090114 4 articles 7 min

Qu'est-ce qu'un système

1. la pensée devient matière
2. l'organisation est le chemin retour

- Le but de l'enseignement est de transmettre la sagesse.

« Tu ne dois pas faire ces exercices d'étirement toutes les semaines, tous les jours ou tous les mois. Tu dois les faire tous les mois, tous les jours et toutes les semaines.
D'abord tous les mois car il ne doit pas s'en passer un sans que tu n'en ai fait.
Ensuite, tu dois en faire tous les jours, finalement, dans chacun de tes mouvement il doit y avoir de la grâce et de la force. Y compris les mouvements de l'esprit.
Enfin la troisième règle la plus importante est que tu dois en faire toutes les semaines si ton esprit est correctement éveillé. Ne penses pas que cela doit être un effort, en réalité tu dois en faire uniquement lorsque tu en ressens l'envie et que tu en as l'opportunité. Si par exemple tu crois être éveillé et que tu te forces à en faire chaque semaine des événements viendront t'en empêcher.
L'apprentissage de la discipline est de rendre naturel ce qui est conscient chez un être éveillé. »

Qu'est-ce qu'un système ?

Souvent j'entends la phrase « la pensée devient matière » mais peu en réalité pensent que la matière est surtout organisée, et que c'est par ce biais que la pensée agit. Ce qui compte n'est pas « la matière », on ne crée pas du zinc par la pensée, ce qui compte est l'organisation, l'endroit où on met et ne met pas du « zinc ».

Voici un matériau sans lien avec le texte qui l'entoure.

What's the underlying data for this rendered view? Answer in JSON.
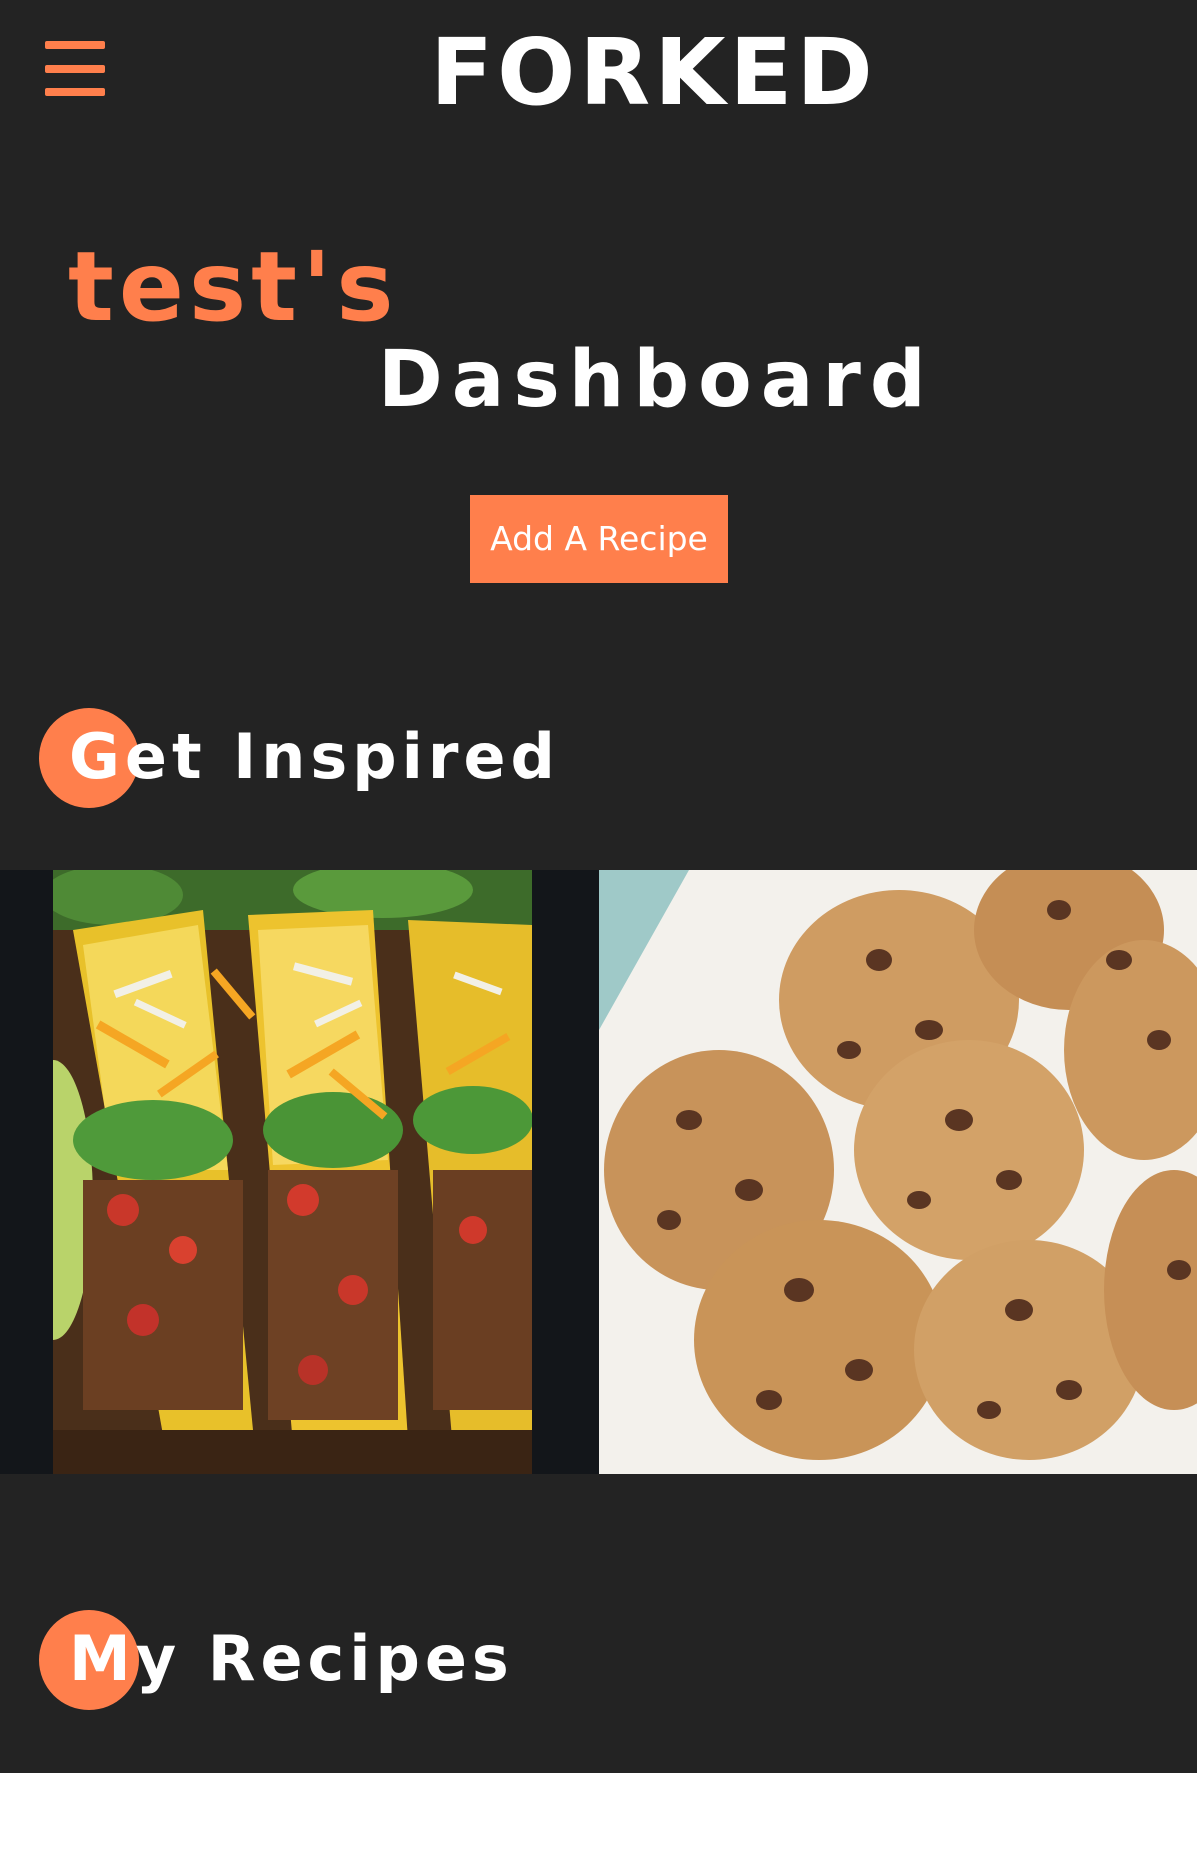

L'évolution biotopique du vivant et des idées consiste en un écoulement du Possible à l'intérieur de contraintes logiques directement liées à l'organisation de l'existant.

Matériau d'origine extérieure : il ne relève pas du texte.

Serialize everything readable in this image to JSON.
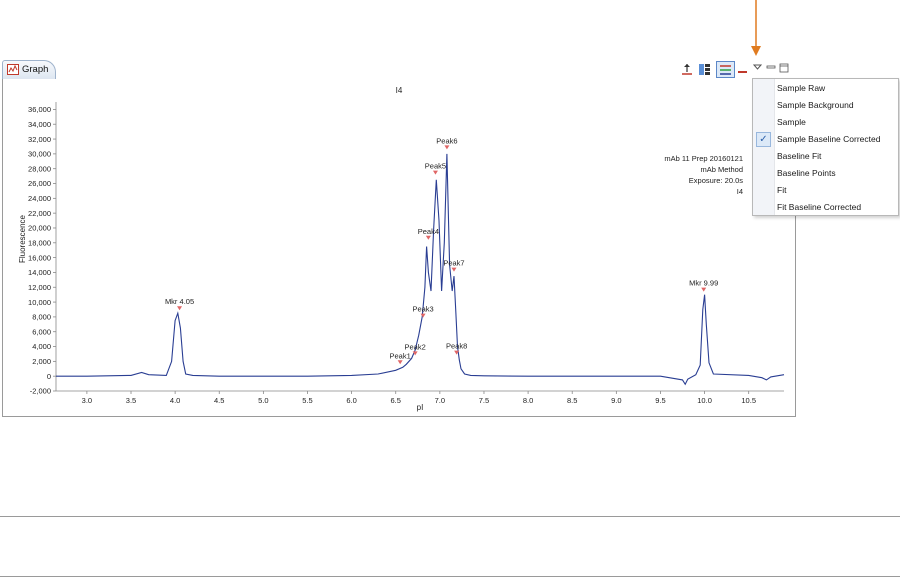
{
  "tab": {
    "label": "Graph",
    "icon": "graph-icon"
  },
  "toolbar": {
    "icons": [
      "pin-icon",
      "table-icon",
      "legend-icon",
      "minimize-icon",
      "view-menu-icon",
      "minimize-view-icon",
      "maximize-view-icon"
    ]
  },
  "plot": {
    "title": "I4",
    "info": [
      "mAb 11 Prep 20160121",
      "mAb Method",
      "Exposure: 20.0s",
      "I4"
    ],
    "colors": {
      "trace": "#2a3e93",
      "marker": "#e06666",
      "text": "#222222",
      "pointer": "#e07b20"
    }
  },
  "chart_data": {
    "type": "line",
    "title": "I4",
    "xlabel": "pI",
    "ylabel": "Fluorescence",
    "xlim": [
      2.65,
      10.9
    ],
    "ylim": [
      -2000,
      37000
    ],
    "xticks": [
      "3.0",
      "3.5",
      "4.0",
      "4.5",
      "5.0",
      "5.5",
      "6.0",
      "6.5",
      "7.0",
      "7.5",
      "8.0",
      "8.5",
      "9.0",
      "9.5",
      "10.0",
      "10.5"
    ],
    "yticks": [
      "-2,000",
      "0",
      "2,000",
      "4,000",
      "6,000",
      "8,000",
      "10,000",
      "12,000",
      "14,000",
      "16,000",
      "18,000",
      "20,000",
      "22,000",
      "24,000",
      "26,000",
      "28,000",
      "30,000",
      "32,000",
      "34,000",
      "36,000"
    ],
    "grid": false,
    "series": [
      {
        "x": [
          2.65,
          3.0,
          3.5,
          3.62,
          3.7,
          3.9,
          3.96,
          4.0,
          4.03,
          4.06,
          4.09,
          4.12,
          4.2,
          4.5,
          5.0,
          5.5,
          6.0,
          6.3,
          6.5,
          6.58,
          6.62,
          6.68,
          6.72,
          6.76,
          6.8,
          6.83,
          6.85,
          6.87,
          6.9,
          6.93,
          6.96,
          6.99,
          7.02,
          7.05,
          7.08,
          7.11,
          7.14,
          7.16,
          7.18,
          7.2,
          7.22,
          7.24,
          7.28,
          7.35,
          7.5,
          8.0,
          8.5,
          9.0,
          9.5,
          9.75,
          9.78,
          9.81,
          9.9,
          9.95,
          9.98,
          10.0,
          10.02,
          10.05,
          10.1,
          10.5,
          10.65,
          10.7,
          10.75,
          10.9
        ],
        "y": [
          0,
          0,
          100,
          500,
          200,
          100,
          2000,
          7500,
          8500,
          6500,
          2000,
          300,
          100,
          0,
          0,
          0,
          100,
          300,
          800,
          1200,
          1600,
          2400,
          3500,
          5500,
          8000,
          12000,
          17500,
          14000,
          11500,
          20000,
          26500,
          21000,
          11500,
          18000,
          30000,
          15000,
          11500,
          13500,
          9000,
          4000,
          2200,
          1000,
          300,
          100,
          50,
          0,
          0,
          0,
          0,
          -500,
          -1100,
          -400,
          200,
          1500,
          9000,
          11000,
          7000,
          1800,
          300,
          100,
          -200,
          -500,
          -100,
          200
        ]
      }
    ],
    "annotations": [
      {
        "label": "Mkr 4.05",
        "x": 4.05,
        "y": 8500
      },
      {
        "label": "Peak1",
        "x": 6.55,
        "y": 1200
      },
      {
        "label": "Peak2",
        "x": 6.72,
        "y": 2400
      },
      {
        "label": "Peak3",
        "x": 6.81,
        "y": 7500
      },
      {
        "label": "Peak4",
        "x": 6.87,
        "y": 18000
      },
      {
        "label": "Peak5",
        "x": 6.95,
        "y": 26800
      },
      {
        "label": "Peak6",
        "x": 7.08,
        "y": 30200
      },
      {
        "label": "Peak7",
        "x": 7.16,
        "y": 13700
      },
      {
        "label": "Peak8",
        "x": 7.19,
        "y": 2500
      },
      {
        "label": "Mkr 9.99",
        "x": 9.99,
        "y": 11000
      }
    ]
  },
  "menu": {
    "items": [
      {
        "label": "Sample Raw",
        "checked": false
      },
      {
        "label": "Sample Background",
        "checked": false
      },
      {
        "label": "Sample",
        "checked": false
      },
      {
        "label": "Sample Baseline Corrected",
        "checked": true
      },
      {
        "label": "Baseline Fit",
        "checked": false
      },
      {
        "label": "Baseline Points",
        "checked": false
      },
      {
        "label": "Fit",
        "checked": false
      },
      {
        "label": "Fit Baseline Corrected",
        "checked": false
      }
    ],
    "check_glyph": "✓"
  }
}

L'espace dans lequel s'écoulent les Possibilités ressemble à des lois mais uniquement en raison de ce qui est logique.

C'est à dire que les lois dépendent surtout de l'existant, et on peut supposer que la logique elle-même découle de ce qui est connu des lois qui découlent de l'existant ; que la logique est toute relative.

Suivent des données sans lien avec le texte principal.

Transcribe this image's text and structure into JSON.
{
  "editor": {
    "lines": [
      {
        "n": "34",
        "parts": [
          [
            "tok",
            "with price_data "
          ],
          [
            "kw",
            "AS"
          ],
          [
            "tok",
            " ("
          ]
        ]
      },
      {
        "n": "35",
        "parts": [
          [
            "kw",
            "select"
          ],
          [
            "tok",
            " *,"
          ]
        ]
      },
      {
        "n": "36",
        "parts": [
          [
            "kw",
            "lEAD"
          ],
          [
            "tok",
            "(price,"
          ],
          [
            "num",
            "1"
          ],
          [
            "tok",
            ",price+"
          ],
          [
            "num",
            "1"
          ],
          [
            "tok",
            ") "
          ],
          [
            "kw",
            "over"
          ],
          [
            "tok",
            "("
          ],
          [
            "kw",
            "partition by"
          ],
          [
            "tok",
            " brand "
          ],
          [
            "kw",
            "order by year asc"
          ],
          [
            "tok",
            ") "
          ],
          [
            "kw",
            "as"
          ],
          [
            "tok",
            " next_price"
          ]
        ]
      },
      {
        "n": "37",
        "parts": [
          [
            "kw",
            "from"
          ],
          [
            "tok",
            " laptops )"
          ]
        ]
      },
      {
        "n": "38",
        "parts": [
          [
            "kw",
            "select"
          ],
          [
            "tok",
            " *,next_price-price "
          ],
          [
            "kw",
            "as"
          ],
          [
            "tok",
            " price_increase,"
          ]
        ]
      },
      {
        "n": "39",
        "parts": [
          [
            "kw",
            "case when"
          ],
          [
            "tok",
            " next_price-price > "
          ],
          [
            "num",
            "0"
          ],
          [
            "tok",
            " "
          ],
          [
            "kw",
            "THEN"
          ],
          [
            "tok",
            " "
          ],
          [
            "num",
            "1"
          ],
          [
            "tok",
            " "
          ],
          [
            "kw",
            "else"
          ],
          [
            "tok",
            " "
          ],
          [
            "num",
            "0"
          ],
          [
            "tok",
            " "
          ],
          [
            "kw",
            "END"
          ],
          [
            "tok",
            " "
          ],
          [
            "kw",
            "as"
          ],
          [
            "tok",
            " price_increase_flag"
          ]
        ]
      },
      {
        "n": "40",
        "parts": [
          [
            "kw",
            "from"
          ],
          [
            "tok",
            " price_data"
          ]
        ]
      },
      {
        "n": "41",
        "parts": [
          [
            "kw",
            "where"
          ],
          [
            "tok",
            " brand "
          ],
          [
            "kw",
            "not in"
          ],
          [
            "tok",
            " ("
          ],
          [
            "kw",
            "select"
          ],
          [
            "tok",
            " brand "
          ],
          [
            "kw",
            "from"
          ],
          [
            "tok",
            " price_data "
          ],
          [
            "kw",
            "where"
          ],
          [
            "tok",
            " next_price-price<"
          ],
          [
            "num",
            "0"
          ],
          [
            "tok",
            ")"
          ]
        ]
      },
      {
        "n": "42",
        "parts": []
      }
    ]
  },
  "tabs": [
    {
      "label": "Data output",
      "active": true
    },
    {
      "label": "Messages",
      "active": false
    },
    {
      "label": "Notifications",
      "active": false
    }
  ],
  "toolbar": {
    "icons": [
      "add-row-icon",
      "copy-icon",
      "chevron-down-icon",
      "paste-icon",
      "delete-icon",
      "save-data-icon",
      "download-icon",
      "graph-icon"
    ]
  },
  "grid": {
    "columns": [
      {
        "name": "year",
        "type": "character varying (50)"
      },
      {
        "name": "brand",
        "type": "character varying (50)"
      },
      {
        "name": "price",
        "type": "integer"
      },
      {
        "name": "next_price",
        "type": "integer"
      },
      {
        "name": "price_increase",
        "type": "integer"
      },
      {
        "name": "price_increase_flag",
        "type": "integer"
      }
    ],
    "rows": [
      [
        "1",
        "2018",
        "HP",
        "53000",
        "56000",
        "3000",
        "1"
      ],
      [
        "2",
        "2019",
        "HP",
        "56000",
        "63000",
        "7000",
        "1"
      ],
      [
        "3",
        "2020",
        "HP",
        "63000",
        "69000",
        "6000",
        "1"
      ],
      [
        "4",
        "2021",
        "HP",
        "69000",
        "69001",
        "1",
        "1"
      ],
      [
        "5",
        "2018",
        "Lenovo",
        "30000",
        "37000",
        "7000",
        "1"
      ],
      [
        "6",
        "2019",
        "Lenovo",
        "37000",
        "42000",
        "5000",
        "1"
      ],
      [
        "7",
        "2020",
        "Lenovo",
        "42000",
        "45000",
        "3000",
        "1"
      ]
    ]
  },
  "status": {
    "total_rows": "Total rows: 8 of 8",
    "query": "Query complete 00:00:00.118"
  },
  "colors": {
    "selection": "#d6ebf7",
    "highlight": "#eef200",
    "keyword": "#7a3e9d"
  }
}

On peut aussi s'apercevoir que les lois d'un phénomène sont toujours rendues insuffisantes au fur et à mesure qu'on affine ou améliore la précision de la logique qu'on perçoit.

Lorsqu'on améliore une compréhension on extrait de nouvelles lois qui ne rendent pas pour autant caduques les anciennes, mais les réécrivent pour pouvoir s'appliquer à des phénomènes plus vastes.

De cela on obtient l'observation selon laquelle les lois peuvent être multiples et nombreuses et non contradictoires.
Et que s'attacher à l'une, c'est aussi risquer de se détacher de toutes les autres.

Et de cela on peut se dire que l'écoulement du Possible, en plus d'observer que ça répond à des lois de la dynamique des fluides, est régit par une loi unique et polymorphe, et capable de s'appliquer à elle-même en toute logique.

C'est d'ailleurs, en passant, un terme de validation des plus concrets pour une loi que de se montrer parfaitement logique avec toutes les lois.

- Une des lois est que le corps doit accomplir une certaine quantité de mouvement par mois.
La nature s'organise à l'origine pour que cette quantité soit atteinte globalement. La nature et donc les événements qui arrivent s'en occupent.

Mais on peut librement s'écarter de ces schémas, mais pour autant il est également possible d'en être à la recherche.

Tout l'intérêt de la conscience est d'avoir la capacité de répondre positivement à des lois dont il doit déduire l'existence.

Toute la philosophie démontre que même et surtout si on n'y fait pas attention on répond à ces lois.
Ceci est l'antre de la discipline que de répondre involontairement à des lois.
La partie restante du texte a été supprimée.